The vulnerability described in CVE-2025-71202 represents a critical issue within the Linux kernel's IOMMU subsystem that affects memory management and virtualization security. This flaw specifically targets the interaction between IOMMU (Input-Output Memory Management Unit) and kernel address space management, creating potential security risks through improper handling of IOTLB (IOMMU Translation Lookaside Buffer) entries. The vulnerability stems from the kernel's inability to properly invalidate stale IOTLB entries when kernel page table pages are freed and reused, which can lead to memory corruption and potential privilege escalation attacks.

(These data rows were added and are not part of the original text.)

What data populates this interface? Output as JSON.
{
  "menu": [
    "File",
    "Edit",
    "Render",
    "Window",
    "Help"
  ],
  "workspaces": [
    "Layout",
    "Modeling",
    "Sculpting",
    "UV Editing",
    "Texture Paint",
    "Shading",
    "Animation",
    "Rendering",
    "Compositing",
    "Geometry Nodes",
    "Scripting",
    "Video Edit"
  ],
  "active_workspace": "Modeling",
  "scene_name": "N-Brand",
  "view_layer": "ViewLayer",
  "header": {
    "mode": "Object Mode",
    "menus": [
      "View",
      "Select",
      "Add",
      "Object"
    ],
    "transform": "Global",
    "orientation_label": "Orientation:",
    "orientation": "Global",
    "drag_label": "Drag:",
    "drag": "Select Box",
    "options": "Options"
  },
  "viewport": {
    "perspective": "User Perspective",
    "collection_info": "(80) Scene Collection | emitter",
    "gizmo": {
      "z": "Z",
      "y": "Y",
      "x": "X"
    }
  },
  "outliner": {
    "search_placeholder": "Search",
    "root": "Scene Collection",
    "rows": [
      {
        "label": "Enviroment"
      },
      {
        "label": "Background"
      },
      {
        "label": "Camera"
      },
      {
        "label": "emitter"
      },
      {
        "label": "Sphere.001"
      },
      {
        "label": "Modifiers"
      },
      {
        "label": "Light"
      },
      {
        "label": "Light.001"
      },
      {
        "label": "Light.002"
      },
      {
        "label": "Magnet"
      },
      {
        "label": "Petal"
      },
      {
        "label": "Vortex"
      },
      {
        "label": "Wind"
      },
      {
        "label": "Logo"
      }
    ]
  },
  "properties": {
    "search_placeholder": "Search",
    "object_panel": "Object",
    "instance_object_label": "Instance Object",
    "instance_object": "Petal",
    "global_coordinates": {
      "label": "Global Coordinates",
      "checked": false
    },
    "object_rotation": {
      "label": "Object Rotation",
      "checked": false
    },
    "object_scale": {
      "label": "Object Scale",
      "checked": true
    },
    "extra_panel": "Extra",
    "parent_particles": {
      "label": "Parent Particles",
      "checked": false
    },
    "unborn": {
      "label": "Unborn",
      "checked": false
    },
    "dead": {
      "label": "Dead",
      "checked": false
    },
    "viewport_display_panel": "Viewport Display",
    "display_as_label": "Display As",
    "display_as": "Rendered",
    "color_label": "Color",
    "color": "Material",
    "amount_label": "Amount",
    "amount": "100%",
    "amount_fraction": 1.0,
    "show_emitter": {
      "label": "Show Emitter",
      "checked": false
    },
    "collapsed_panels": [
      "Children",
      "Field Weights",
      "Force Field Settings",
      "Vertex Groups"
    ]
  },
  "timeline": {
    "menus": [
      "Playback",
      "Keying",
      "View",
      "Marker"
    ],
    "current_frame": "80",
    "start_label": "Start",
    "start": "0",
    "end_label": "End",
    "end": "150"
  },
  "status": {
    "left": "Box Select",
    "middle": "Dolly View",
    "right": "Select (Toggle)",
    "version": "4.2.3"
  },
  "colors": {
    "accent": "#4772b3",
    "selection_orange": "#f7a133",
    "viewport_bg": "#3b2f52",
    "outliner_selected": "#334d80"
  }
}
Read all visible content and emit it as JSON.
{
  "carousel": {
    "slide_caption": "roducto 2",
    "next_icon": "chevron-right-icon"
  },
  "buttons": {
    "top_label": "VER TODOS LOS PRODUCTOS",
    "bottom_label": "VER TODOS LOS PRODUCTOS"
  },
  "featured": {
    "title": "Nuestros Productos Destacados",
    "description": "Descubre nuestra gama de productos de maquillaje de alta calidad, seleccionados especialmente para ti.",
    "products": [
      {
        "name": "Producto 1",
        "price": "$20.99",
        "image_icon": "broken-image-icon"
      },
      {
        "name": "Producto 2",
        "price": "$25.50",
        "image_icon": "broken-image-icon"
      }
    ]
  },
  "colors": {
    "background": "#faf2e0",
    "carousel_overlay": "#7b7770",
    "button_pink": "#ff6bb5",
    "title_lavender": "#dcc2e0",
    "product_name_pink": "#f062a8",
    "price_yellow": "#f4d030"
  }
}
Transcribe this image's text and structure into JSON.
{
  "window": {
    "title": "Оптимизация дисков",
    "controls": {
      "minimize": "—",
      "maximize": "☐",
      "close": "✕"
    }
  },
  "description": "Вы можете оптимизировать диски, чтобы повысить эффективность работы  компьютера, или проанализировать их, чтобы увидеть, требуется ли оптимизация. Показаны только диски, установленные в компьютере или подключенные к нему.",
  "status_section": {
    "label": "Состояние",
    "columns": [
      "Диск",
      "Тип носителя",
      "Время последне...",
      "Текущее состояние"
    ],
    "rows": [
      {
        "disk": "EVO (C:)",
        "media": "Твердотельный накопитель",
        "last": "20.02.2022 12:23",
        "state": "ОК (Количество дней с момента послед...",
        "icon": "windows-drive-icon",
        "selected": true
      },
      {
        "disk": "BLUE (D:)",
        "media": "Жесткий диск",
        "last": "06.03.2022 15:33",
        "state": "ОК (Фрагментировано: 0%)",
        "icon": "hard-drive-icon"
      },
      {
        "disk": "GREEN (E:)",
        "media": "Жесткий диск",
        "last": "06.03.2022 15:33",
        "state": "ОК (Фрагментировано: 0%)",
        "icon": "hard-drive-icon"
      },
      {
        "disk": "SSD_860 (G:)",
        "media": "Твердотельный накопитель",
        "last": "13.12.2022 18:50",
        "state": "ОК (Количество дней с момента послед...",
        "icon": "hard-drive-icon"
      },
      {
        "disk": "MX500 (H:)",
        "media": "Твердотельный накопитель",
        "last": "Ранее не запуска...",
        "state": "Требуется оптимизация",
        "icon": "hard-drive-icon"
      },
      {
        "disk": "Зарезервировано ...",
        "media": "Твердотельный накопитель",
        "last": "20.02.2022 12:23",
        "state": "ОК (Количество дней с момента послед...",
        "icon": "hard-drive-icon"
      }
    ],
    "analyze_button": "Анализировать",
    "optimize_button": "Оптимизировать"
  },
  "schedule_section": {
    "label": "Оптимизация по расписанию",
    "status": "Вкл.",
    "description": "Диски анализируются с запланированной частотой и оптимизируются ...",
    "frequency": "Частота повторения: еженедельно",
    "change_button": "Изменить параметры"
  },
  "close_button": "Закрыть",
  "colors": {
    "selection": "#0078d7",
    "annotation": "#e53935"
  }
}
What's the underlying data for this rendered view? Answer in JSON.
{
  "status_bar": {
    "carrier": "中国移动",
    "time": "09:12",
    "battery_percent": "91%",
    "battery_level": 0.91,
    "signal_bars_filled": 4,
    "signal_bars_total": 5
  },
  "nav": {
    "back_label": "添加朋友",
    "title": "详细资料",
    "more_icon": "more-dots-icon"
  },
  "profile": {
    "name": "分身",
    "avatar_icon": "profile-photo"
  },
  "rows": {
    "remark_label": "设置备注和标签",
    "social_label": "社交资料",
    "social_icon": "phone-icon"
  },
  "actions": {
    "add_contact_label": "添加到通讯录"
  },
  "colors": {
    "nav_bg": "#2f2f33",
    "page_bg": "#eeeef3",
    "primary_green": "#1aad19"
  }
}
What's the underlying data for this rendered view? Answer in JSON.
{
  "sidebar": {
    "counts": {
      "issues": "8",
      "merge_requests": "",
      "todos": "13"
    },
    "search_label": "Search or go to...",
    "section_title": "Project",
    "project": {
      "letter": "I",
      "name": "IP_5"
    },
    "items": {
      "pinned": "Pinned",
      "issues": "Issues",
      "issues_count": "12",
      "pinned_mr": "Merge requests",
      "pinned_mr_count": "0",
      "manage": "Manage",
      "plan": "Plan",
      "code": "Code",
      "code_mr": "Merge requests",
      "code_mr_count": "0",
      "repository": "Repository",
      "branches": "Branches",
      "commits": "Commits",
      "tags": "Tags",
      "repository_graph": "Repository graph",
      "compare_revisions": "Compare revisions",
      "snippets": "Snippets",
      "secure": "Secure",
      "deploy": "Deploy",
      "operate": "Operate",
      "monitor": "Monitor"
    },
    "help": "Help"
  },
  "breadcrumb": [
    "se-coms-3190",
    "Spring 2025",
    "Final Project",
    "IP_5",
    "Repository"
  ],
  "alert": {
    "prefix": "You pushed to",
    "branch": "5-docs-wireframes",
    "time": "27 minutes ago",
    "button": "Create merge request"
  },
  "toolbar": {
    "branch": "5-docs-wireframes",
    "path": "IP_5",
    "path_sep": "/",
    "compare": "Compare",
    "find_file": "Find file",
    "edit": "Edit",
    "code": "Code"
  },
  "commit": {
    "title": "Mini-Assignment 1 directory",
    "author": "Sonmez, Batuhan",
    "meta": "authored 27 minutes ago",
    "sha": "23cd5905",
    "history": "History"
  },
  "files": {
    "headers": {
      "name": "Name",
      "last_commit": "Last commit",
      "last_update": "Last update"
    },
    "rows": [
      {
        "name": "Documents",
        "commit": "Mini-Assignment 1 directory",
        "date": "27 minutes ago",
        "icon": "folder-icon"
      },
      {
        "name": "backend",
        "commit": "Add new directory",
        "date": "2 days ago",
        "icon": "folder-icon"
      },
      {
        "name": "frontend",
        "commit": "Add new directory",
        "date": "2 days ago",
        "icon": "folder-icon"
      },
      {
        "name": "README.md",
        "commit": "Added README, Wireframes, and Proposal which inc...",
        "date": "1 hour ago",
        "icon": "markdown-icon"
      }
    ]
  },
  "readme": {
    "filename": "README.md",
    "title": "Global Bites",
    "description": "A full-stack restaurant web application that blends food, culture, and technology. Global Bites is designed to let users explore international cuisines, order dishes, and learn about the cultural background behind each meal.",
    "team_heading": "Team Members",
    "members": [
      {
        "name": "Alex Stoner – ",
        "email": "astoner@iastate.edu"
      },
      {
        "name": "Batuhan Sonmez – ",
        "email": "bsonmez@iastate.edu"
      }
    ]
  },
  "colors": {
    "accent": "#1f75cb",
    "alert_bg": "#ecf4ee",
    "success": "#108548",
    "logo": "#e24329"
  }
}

The technical implementation of this vulnerability occurs within the x86 architecture code that manages combined user and kernel page tables. When kernel page table pages are freed and subsequently reused through operations like vfree(), the system fails to properly flush the IOTLB paging cache entries associated with the kernel address space. This creates a scenario where stale translation entries remain in the IOMMU cache, potentially allowing unauthorized access to kernel memory through cached translations that no longer correspond to valid memory mappings. The issue is particularly concerning because vfree() operations are common and can be triggered by unprivileged users, making this attack vector accessible to low-privilege adversaries.

The operational impact of this vulnerability extends beyond simple memory management issues to encompass broader security implications for virtualized environments and systems utilizing IOMMU features. When combined with SVA (Shared Virtual Addressing) capabilities, this flaw can enable attackers to exploit stale IOTLB entries to gain unauthorized access to kernel memory regions, potentially leading to privilege escalation or information disclosure. The vulnerability affects systems where IOMMU is enabled and SVA is active, particularly impacting x86 architectures that support combined user and kernel page table management. The fix addresses the primary concern but leaves open a rare edge case involving memory unplug operations on reserved memory at boot time, which cannot be triggered by unprivileged users.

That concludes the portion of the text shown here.